Ce n’est pas moi qui le dit, mais M. Poisson, entre les deux tours : « Cela fait 150 fois qu’on me parle de ça. Il appartient aux chrétiens de Rambouillet de savoir s’ils préfèrent un député de droite ou un député d’extrême-gauche. Je ne sais pas combien de fois on va me faire payer ça Il fallait faire quoi ? Laisser des entreprises payer 50 000 euros d’astreintes par dimanche ouvert ? Continuer à enrichir Force ouvrière qui gagnait systématiquement devant les tribunaux ?Il n’y avait pas de bonne solution. Quand j’en ai demandé une, personne ne me l’a fournie […]. Je suis allé au bout de ce que je pouvais faire sur ce texte de loi […]. Les chrétiens m’ont déjà fait payer la note en septembre dernier, il faut savoir solder les comptes… » (E-deo.info). À vrai dire, il ne fallait pas être grand clerc pour imaginer que de nombreux électeurs ne suivraient pas M. Poisson dans sa stratégie de compromis.

Première erreur, la loi Mallié ne concernerait que les chrétiens : si elle les concerne au premier chef (le repos sabbatique devenu dominical est quand même un commandement divin), il est une évidence que la loi ébranle l’ensemble de l’organisation sociale en son fondement, ce que j’ai rappelé de façon argumentée dans ma Lettre du dernier des chrétiens au premier des Français, p. 24-29 (éditions Tempora, Perpignan, janvier 2009).

Aucun syndicat ne s’y est trompé et, pour ma part, je m’en réjouis. Je précise au passage que l’argument de l’enrichissement de Force ouvrière est à la fois inexact (même la CFTC gagne ses procès dans le cas d’espèce), et inapproprié, pour ne pas dire plus : je ne sache pas en effet qu’un syndicat fasse un procès pour gagner de l’argent, mais pour faire respecter un droit, celui du salarié. Léon XIII a dit deux ou trois choses sur la question qu’il serait bon de méditer : loin d’avoir désorienté son seul électorat chrétien, M. Poisson a certainement démobilisé ceux que les papes, depuis Jean XXIII, ont pris l’habitude d’appeler les « hommes de bonne volonté », lesquels sont, un peu comme les Patagons, plus nombreux que l’on ne pense.
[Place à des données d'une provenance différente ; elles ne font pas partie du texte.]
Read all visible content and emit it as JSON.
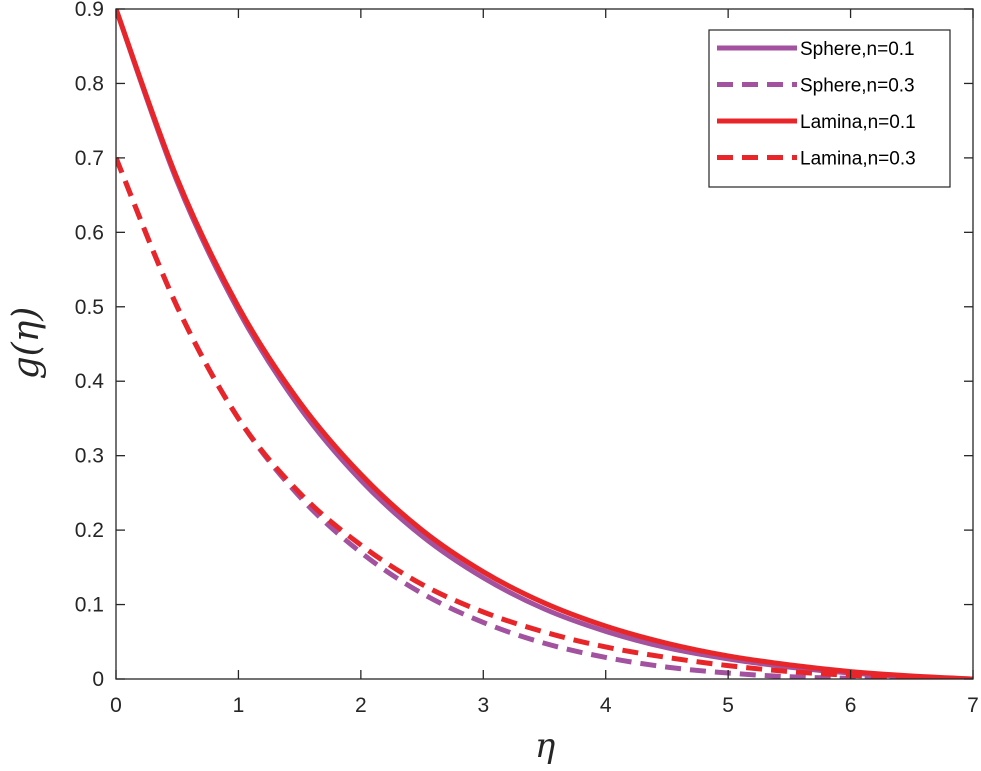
{
  "chart_data": {
    "type": "line",
    "title": "",
    "xlabel": "η",
    "ylabel": "g(η)",
    "xlim": [
      0,
      7
    ],
    "ylim": [
      0,
      0.9
    ],
    "xticks": [
      "0",
      "1",
      "2",
      "3",
      "4",
      "5",
      "6",
      "7"
    ],
    "yticks": [
      "0",
      "0.1",
      "0.2",
      "0.3",
      "0.4",
      "0.5",
      "0.6",
      "0.7",
      "0.8",
      "0.9"
    ],
    "grid": false,
    "legend_position": "top-right",
    "x": [
      0,
      0.5,
      1,
      1.5,
      2,
      2.5,
      3,
      3.5,
      4,
      4.5,
      5,
      5.5,
      6,
      6.5,
      7
    ],
    "series": [
      {
        "name": "Sphere,n=0.1",
        "color": "#A2529F",
        "dash": "solid",
        "values": [
          0.9,
          0.668,
          0.495,
          0.365,
          0.267,
          0.192,
          0.136,
          0.094,
          0.064,
          0.042,
          0.027,
          0.016,
          0.008,
          0.003,
          0.0
        ]
      },
      {
        "name": "Sphere,n=0.3",
        "color": "#A2529F",
        "dash": "dashed",
        "values": [
          0.7,
          0.5,
          0.35,
          0.245,
          0.17,
          0.115,
          0.076,
          0.048,
          0.029,
          0.016,
          0.008,
          0.003,
          0.001,
          0.0,
          0.0
        ]
      },
      {
        "name": "Lamina,n=0.1",
        "color": "#E8262A",
        "dash": "solid",
        "values": [
          0.9,
          0.672,
          0.5,
          0.372,
          0.275,
          0.2,
          0.144,
          0.102,
          0.071,
          0.048,
          0.031,
          0.019,
          0.01,
          0.004,
          0.0
        ]
      },
      {
        "name": "Lamina,n=0.3",
        "color": "#E8262A",
        "dash": "dashed",
        "values": [
          0.7,
          0.5,
          0.35,
          0.25,
          0.18,
          0.127,
          0.09,
          0.063,
          0.043,
          0.029,
          0.018,
          0.01,
          0.005,
          0.002,
          0.0
        ]
      }
    ]
  }
}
Seconde erreur : « Il n’y avait pas de bonne solution. Quand j’en ai demandé une, personne ne me l’a fournie. » Je me rappelle pourtant, et je ne crois vraiment pas avoir été le seul, que j’avais discuté de ce point avec M. Poisson. La solution était très simple ; faire appliquer la loi (l’ancienne) en faisant fermer les magasins la transgressant, ce qui a été fait à Nantes avec un succès immédiat juste après le vote de la loi Mallié. Une grande enseigne vendant des meubles, ne reculant pas devant des méthodes de voyou tout en entretenant soigneusement la chimère de son « modèle social », avait en effet tenté d’ouvrir le dimanche en décembre 2009… contre l’avis du Comité d’Entreprise… et alors qu’elle n’était pas dans les tristement fameux PUCE (Périmètre d’usage de consommation exceptionnel) prévus par la loi (cf. Presseocean.fr) !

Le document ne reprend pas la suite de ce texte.